New Antarctic wharf ready for Sir David Attenborough polar research ship

A new £40 million wharf to moor the RRS Sir David Attenborough is now up and running at the British Antarctic Survey's Rothera Research Station in Antarctica.

The Cambridge based British Antarctic Survey says it has been used by polar ships for the first time to transport staff and materials back to the UK.

The polar research ship after the naming ceremony in 2019. Credit: Peter Byrne/PA
BAS and BAM crew overlooking the new wharf. Credit: British Antarctic Survey

The seventy four metre long wharf was built by a team of fifty engineers, divers and builders over eighteen months during the Antarctic summers between November and May.

Building the wharf in such a harsh climate provided the team with challenges say the British Antarctic Survey.

Every nut and bolt needed to be accounted for and the construction team practiced full-scale assembly of the 45 tonne steel frames in Southampton to identify unexpected challenges or additional pieces of equipment needed whilst still in the UK.

A vessel departing Rothera Wharf. Credit: David Lan
  • 4,500 tonnes of equipment was shipped 11,000 km from the UK to Antarctica.

  • 2,000 tonnes of snow needed to be cleared in November to make the site operational.

  • 20 huge steel frames weighing over 1,000 tonnes in total make up the skeleton of the structure.

James Clark Ross vessel at the Rothera Wharf. Credit: Tim Page, British Antarctic Survey

The new wharf will mean the RRS Sir David Attenborough can bring vital supplies and people to the Rothera Research Station. It will also mean the station can run more efficiently with a new crane to launch small science boats, a personnel gangway and a floating pontoon to deploy scientific instruments.
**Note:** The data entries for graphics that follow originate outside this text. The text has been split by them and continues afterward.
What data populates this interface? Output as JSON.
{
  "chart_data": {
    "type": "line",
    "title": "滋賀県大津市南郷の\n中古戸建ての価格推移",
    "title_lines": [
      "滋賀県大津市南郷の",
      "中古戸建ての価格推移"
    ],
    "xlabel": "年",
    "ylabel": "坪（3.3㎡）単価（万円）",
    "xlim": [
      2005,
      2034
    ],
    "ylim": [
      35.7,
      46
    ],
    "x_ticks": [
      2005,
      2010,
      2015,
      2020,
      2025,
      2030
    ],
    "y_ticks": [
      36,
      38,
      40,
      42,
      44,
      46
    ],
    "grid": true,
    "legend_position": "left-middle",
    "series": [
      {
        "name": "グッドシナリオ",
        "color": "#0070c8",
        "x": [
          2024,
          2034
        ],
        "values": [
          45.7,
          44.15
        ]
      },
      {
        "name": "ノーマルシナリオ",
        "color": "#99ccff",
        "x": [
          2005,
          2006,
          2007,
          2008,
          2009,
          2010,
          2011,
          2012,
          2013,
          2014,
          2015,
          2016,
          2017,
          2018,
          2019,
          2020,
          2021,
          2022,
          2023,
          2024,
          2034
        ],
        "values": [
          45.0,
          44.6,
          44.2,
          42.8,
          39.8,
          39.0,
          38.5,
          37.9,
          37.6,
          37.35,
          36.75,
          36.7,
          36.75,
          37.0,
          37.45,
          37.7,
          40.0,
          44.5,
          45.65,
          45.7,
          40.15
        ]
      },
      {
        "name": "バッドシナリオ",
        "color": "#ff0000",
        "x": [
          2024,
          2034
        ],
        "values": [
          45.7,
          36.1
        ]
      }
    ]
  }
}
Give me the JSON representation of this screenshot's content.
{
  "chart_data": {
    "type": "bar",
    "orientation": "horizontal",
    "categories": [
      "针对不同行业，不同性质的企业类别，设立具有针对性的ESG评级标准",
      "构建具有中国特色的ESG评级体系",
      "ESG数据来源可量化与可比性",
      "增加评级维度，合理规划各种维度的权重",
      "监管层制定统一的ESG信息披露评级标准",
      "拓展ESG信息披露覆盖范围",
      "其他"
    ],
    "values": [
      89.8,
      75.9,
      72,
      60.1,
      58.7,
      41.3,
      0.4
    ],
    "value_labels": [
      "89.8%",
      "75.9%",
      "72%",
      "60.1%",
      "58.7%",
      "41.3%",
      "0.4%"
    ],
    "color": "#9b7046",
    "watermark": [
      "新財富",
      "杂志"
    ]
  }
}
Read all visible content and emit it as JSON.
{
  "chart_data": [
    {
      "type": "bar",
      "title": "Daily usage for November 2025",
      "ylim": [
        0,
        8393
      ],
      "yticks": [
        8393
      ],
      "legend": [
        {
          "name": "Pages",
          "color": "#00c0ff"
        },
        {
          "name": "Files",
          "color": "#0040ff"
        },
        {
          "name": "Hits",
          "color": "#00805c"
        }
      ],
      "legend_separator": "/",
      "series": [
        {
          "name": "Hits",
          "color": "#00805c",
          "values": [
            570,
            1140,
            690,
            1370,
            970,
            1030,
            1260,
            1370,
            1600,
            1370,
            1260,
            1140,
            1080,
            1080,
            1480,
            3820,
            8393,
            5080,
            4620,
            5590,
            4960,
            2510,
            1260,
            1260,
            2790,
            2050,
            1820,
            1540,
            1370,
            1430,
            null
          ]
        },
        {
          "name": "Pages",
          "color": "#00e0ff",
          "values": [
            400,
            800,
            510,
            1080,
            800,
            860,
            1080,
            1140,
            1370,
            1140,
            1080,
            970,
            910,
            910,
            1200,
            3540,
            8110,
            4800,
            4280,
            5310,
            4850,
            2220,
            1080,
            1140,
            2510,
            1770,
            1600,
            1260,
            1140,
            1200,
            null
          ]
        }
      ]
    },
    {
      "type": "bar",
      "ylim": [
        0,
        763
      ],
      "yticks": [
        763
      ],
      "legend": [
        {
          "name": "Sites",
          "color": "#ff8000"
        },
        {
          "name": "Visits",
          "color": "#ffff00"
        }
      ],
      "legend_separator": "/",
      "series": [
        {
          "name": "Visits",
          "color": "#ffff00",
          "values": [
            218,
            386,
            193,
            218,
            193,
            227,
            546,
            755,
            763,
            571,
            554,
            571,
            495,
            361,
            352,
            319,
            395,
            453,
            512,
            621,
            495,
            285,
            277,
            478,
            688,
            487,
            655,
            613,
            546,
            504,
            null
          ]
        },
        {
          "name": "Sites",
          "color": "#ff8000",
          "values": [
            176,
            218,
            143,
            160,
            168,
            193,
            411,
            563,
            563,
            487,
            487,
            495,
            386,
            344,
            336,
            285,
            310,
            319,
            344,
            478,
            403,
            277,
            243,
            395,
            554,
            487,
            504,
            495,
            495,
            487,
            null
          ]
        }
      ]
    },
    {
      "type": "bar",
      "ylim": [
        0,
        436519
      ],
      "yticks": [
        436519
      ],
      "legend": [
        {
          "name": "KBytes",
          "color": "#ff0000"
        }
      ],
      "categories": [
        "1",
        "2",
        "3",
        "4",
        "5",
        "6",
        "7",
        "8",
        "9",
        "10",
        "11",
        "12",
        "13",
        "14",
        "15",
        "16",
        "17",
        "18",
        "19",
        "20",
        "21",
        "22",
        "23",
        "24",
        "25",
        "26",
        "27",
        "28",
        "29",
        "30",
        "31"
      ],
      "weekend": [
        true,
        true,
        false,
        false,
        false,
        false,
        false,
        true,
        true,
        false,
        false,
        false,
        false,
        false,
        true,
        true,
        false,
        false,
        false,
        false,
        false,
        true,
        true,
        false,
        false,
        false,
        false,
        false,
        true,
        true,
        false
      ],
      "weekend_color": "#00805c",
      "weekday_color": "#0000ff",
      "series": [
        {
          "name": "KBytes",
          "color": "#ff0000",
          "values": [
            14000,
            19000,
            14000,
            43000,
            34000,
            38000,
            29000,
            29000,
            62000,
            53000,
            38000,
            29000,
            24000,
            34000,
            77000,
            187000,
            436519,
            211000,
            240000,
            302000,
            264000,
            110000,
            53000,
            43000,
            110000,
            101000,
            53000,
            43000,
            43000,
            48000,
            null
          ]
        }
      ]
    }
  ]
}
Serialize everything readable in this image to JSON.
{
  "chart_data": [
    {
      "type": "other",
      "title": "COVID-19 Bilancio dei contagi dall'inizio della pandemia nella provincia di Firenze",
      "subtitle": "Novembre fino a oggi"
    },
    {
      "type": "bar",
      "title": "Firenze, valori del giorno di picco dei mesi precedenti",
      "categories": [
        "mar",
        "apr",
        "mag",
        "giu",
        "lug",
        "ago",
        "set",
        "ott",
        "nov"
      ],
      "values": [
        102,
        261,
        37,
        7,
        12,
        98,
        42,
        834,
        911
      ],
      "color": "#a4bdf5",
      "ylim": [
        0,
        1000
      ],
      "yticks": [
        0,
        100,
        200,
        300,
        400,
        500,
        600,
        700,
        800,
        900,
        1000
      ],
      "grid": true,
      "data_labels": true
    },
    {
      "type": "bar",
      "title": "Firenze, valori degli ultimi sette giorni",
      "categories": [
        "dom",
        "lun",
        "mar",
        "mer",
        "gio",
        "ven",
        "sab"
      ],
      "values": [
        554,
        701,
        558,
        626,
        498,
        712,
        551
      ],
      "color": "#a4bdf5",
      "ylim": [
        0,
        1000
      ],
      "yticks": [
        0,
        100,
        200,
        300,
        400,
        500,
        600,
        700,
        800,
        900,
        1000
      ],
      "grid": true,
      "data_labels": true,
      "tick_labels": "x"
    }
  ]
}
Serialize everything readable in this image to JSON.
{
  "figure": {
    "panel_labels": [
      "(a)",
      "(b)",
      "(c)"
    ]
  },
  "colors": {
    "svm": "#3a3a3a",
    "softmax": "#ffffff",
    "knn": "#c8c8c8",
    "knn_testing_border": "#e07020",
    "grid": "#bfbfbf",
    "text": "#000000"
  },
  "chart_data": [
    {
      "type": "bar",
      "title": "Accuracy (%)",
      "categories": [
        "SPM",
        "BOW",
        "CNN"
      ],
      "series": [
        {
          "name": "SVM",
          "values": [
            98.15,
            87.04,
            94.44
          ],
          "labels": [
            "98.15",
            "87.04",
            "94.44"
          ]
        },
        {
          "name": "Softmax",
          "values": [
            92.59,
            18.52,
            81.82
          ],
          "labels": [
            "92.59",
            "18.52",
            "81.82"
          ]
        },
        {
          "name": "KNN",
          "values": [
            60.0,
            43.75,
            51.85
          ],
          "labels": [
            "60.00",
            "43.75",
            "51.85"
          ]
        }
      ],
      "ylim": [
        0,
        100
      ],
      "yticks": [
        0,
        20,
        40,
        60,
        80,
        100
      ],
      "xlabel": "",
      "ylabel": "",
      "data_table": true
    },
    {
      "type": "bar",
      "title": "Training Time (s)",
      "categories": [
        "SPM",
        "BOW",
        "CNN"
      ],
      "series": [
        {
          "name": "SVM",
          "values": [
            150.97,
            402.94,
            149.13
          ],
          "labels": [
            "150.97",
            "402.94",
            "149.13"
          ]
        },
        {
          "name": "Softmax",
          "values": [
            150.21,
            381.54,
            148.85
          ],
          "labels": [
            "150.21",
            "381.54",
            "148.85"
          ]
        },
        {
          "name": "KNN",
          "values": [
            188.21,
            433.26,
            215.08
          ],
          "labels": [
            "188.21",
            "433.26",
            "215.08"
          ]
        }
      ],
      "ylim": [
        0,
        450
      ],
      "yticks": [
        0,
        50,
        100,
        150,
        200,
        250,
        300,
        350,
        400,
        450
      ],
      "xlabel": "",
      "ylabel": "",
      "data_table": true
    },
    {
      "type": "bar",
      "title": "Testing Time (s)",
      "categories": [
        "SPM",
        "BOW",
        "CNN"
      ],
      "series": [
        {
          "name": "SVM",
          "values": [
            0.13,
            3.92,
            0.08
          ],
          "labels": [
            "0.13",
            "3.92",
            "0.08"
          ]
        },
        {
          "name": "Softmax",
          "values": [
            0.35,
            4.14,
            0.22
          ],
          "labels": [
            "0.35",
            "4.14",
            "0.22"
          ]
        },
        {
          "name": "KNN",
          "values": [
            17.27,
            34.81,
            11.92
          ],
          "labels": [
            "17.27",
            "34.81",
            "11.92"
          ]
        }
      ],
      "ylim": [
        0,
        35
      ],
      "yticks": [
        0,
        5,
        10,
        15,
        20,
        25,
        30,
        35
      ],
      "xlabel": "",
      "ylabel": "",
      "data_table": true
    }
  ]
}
The new wharf is part of the long-term Antarctic Infrastructure Modernisation Programme (AIMP), commissioned by the UK Research and Innovation’s (UKRI) National Environment Research Council (NERC), which aims to keep the UK at the forefront of climate, biodiversity and ocean research.

The wharf’s equipment will be formally commissioned and accepted later this year.

The public had wanted to call the Polar research ship Boaty McBoatface, but it was instead named after Sir David Attenborough.

During the naming ceremony Sir David said it was an "astonishing" ship.